Not so much a reflection of its intrinsic quality, as of the insanely high expectations built up by previous volumes. This is the first volume in the entire series that has felt less than essential. Maybe the Dungeon formula is starting to wear thin; maybe I was in a bad mood when I read it.

6. Naoki Urasawa’s Monster Vol 18

Speaking of insanely high expectations… Good on its own rights, but a little anti-climactic compared with what went before.

5. Cat-Eyed Boy Vol. 1

As I recounted here, I was disappointed with the first volume. It’s no Drifting Classroom, that’s for sure.

4. No new volumes of Little Lulu from Dark Horse.

Although apparently they’re starting up again in 2009. Don’t toy with my affections, Dark Horse.

3. No new English volumes of Cromartie High School.

‘Nuff said.

2. Later volumes of Welcome to the NHK

I liked the first few volumes of this series a LOT, for reasons I might get into one day. The rest, not so much.

1. Only nine posts all year.

Seriously, Jones, what the fuck?

Random Review

January 9, 2009

Steve Canyon: 1953. Milton Caniff. Checker, 2006. $17.95, 170 pages.

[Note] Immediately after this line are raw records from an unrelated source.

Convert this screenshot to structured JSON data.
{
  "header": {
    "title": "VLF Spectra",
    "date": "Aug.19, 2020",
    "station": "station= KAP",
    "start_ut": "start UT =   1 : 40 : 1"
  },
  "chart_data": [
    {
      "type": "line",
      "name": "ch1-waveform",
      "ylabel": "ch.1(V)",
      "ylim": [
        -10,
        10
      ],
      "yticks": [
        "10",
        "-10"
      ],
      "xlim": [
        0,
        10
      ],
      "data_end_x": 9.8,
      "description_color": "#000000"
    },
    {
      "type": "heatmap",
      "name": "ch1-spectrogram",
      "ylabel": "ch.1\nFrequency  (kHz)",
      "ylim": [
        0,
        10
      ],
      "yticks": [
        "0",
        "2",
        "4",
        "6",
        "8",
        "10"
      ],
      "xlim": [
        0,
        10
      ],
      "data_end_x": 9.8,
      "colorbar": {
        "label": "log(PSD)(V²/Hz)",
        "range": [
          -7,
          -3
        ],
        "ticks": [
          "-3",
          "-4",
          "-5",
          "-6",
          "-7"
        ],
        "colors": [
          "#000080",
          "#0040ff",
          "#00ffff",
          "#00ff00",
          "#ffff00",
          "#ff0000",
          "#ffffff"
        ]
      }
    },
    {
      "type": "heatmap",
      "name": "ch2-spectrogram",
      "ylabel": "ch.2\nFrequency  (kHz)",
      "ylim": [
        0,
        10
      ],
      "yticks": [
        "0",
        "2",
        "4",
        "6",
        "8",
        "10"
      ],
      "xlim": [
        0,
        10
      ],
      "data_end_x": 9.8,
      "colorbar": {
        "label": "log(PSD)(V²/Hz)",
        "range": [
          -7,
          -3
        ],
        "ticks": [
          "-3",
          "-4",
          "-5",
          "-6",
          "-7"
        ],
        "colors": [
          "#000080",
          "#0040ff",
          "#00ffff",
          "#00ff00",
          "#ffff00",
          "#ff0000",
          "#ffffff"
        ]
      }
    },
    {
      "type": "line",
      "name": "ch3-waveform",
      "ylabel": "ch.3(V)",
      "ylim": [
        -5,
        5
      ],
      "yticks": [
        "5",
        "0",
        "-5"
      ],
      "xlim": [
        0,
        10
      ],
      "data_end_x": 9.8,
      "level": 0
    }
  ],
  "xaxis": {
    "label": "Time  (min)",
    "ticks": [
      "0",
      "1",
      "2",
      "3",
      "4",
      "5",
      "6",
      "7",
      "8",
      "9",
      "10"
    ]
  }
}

Steve Canyon is a comic like Cerebus or Little Orphan Annie. If you’re going to enjoy it –  and there’s a lot to enjoy — there are some hurdles to overcome. With Cerebus, it’s Dave Sim’s misogyny; with Annie, it’s Harold Gray’s anti-New Deal-ism; and with Steve Canyon, it’s a combination of Milton Caniff’s orientalism, militaristic jingoism and firm belief in American manifest destiny. During the Second World War and in the years immediately following, this no doubt struck a chord with Caniff’s readership, but to modern readers, after a half-century of dubious American adventurism, it looks — well, let’s be generous and call it a little naive. In Caniff’s world, the American Air Force (which by 1953 has re-enlisted crack pilot Steve Canyon) is an unquestioned force for good, fighting oppressive regimes and the rise of communism across the globe. Canyon is Alden Pyle with a pilot’s licence.

Still, if you can get past the political angle, this is a damned fine adventure comic, drawn by one of the greats. The action sequences are exciting, the cliffs well hanged, and the strips themselves always clean and easy to follow. If nothing else, you could appreciate Canyon as a master-class in how to do “talking heads”. For this is a very talkative strip, given that it’s an adventure strip about a two-fisted Army pilot. Strip after strip shows nothing but folks talking, but it never gets boring as Caniff switches “camera-angles”, throws the characters into silhouette, cuts between “close-ups” and “long-shots” and uses a hundred other tricks to keep things visually interesting. (The filmic terms are actually a propos here, as Caniff was a pioneer in bringing cinematic techniques to the comics page.) Alex Maleev et al., take note: this is how you do it.

In the current Golden Age of Reprints, Caniff’s work–reprinted here and in Terry and the Pirates volumes from IDW–seems to be getting overlooked a bit, compared with the attention given to Little Orphan Annie, Krazy Kat, Peanuts, Popeye et al. Perhaps it’s because his visual vocabulary have become so familiar to modern readers, from his countless imitators, that it no longer looks as exciting and new as it did when it first appeared. Or maybe there’s no longer a market for military adventure comics. In any case, Caniff’s work is well worth your consideration, and the inexpensively priced Steve Canyon volumes are a good place to start.

Recommended? Yes, even if just to ogle at Caniff’s serious cartooning chops.